In fact, many cultures have variations of "giving the finger," ranging from the upraised middle finger, to the upraised arm, to the Renaissance thumb gesture mentioned in Act I, Scene i of Romeo and Juliet. Aristophanes explicitly refers to the middle finger gesture in The Clouds, written almost 2000 years before the Battle of Agincourt. Some cultures even prefer what to Westerners would be considered a thumb's up. It is vitally important not to hitch-hike, at least western-style, in such places.

A more probable, if unprovable, theory, relates the gesture to primate behaviour. When one monkey or chimp, say, wants to establish dominance over another, it will mount it from behind in an act of what can only be termed mock rape; penetration does not actually occur. If the other primate accepts its submissive place in the hierarchy, it will tolerate this situation, briefly. The gender of the monkey assuming the "masculine" position and the monkey assuming the "feminine" one is irrelevant.

Humans share most of our genetic material with chimpanzees and bonobos. But mock rape of this nature would be rather inconvenient in human societies. Instead, we find a symbolic substitute.

The upraised finger, then, becomes a symbolic phallus. This might also account for why fuck you* and its equivalents in many other languages are an insult. It could account for why the most macho of men will, despite their frequent inclination towards homophobia, make what amounts to a request for sexual favours when they want to insult another man. The primate connection also might explain bowing, certain positions of prayer and obeisance, and the classic spanking position. Even the evil practice of actual rape during war, in prisons, in gangs to show dominance may be a human perversion of a primate ritual.

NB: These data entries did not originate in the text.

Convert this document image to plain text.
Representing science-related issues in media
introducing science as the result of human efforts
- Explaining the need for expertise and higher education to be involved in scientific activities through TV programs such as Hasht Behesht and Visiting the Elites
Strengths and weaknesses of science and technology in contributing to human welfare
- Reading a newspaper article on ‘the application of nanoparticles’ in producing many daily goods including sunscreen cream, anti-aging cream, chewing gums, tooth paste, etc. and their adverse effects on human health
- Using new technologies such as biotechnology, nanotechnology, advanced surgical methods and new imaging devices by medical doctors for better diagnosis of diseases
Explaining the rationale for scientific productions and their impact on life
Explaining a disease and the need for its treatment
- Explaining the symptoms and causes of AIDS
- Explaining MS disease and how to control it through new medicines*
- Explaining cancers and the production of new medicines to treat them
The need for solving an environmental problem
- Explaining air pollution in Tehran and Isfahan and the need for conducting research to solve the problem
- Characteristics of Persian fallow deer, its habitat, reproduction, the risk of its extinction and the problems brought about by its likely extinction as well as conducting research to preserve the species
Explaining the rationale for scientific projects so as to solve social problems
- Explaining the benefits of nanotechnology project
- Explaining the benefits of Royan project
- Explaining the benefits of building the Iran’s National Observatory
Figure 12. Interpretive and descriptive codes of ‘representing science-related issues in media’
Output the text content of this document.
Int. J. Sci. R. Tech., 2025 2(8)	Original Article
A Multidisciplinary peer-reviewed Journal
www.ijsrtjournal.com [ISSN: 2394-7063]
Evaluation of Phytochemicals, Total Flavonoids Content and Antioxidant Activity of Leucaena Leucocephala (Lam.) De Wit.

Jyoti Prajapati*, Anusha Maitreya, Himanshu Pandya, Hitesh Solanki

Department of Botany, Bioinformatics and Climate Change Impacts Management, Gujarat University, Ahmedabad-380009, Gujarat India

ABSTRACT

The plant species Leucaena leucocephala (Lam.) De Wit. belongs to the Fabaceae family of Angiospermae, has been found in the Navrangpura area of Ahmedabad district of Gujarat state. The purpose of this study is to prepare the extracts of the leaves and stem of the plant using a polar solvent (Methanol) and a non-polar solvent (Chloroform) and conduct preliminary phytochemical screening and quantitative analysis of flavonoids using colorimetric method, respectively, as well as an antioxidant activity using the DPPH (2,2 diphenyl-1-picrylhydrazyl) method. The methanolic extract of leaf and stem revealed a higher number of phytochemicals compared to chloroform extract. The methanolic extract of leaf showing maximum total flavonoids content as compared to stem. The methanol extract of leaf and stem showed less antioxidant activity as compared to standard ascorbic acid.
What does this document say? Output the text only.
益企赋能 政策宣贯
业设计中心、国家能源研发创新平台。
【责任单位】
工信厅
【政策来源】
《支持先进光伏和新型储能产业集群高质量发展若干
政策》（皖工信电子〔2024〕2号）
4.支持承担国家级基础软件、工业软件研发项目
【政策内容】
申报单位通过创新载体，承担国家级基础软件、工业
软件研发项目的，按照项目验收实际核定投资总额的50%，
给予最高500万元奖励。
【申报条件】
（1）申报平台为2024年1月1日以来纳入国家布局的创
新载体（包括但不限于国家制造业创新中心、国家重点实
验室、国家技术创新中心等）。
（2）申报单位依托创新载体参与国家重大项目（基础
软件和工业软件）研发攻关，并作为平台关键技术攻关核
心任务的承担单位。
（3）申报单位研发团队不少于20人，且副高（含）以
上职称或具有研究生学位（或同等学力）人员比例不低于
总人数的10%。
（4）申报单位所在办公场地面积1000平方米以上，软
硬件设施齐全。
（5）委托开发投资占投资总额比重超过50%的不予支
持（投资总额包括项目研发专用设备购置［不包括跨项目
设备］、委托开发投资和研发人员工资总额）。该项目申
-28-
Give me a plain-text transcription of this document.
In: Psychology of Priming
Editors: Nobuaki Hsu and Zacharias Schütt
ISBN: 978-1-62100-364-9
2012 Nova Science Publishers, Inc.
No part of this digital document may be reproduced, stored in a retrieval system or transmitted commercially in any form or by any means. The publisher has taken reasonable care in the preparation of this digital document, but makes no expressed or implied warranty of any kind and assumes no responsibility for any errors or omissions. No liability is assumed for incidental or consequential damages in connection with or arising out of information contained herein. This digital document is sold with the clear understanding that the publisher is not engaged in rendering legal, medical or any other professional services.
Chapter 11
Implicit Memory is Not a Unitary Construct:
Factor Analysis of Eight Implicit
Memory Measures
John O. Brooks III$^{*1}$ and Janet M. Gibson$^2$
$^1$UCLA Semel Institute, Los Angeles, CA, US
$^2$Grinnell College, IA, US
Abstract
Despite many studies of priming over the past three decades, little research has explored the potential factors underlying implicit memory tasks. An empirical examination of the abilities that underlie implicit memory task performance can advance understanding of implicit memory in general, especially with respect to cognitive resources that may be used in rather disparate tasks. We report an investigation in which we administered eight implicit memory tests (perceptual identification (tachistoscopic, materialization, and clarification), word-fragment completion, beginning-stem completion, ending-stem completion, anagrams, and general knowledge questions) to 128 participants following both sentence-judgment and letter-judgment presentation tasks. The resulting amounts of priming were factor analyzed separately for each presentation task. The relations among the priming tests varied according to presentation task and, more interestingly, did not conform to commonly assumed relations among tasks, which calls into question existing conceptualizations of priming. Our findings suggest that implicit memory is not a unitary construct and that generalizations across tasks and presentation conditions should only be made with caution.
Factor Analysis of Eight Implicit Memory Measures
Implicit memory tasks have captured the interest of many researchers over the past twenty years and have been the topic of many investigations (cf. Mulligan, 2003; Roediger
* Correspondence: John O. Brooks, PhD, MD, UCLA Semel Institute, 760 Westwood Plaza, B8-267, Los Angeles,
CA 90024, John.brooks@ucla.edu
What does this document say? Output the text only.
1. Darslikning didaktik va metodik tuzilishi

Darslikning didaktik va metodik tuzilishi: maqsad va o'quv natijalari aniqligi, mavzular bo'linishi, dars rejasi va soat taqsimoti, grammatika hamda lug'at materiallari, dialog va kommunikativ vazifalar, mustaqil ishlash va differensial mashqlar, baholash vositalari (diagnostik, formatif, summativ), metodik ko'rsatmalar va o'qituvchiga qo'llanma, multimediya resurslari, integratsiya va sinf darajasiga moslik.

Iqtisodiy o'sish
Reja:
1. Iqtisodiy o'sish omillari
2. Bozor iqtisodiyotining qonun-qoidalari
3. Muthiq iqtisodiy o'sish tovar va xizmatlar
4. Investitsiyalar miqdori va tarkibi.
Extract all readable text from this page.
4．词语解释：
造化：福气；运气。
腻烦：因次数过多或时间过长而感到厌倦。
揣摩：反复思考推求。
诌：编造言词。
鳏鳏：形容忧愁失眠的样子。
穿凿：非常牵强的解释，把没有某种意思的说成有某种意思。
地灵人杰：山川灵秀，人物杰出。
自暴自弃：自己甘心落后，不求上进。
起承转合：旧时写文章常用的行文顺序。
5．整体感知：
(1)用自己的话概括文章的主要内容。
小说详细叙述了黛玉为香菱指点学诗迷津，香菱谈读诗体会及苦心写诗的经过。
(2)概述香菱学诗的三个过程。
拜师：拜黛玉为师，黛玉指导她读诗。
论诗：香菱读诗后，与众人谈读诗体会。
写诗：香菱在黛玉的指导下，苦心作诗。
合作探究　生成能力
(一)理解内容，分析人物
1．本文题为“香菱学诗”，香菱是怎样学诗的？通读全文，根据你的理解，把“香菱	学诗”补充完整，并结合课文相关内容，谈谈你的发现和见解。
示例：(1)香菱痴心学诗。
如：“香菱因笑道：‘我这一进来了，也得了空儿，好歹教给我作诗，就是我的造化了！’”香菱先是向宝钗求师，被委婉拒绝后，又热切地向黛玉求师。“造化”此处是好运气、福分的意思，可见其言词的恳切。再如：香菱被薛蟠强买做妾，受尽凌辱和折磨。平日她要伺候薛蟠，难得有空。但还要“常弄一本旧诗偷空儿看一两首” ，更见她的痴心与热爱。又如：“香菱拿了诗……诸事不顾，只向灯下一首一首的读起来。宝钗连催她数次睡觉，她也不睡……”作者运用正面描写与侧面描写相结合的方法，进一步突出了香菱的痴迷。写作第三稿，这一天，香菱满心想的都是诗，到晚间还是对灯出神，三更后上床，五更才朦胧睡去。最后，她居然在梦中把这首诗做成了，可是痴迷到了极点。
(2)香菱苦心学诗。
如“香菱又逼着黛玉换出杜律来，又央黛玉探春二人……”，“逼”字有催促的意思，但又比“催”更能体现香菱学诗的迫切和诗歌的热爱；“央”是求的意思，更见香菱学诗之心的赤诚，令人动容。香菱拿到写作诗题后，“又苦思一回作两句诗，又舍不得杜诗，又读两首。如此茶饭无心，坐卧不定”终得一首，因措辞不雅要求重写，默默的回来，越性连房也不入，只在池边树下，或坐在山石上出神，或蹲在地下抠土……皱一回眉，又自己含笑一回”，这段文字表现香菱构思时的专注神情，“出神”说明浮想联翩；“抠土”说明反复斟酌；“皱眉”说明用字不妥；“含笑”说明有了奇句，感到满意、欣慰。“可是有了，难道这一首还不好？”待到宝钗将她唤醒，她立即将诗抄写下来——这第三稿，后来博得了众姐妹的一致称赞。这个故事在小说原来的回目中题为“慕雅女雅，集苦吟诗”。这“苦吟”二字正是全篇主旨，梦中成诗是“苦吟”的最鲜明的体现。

I realize this may have you wondering, "did I just symbolically rape that idiot who cut me off?" next time you flip "the bird" in traffic, but somewhere, deep within your primate brain, you just may have.


*"Fuck," of course, has a well-documented history which has been noded elsewhere, and has nothing to do with the Hundred Years' War, either.

Corbeill, Anthony. Nature Embodied: Gesture in Ancient Rome. 2003, Princeton University Press.

“F-ck.” Online Etymological Dictionary.

Laërtius, Diogenes. Lives of Eminent Philosophers VI.2.34.

Mikkelson, Barbara. "Pluck Yew." Urban Legends Reference Page.

Sagan, Carl and Ann Druyan. In the Shadows of Forgotten Ancestors. New York: Random House, 1992.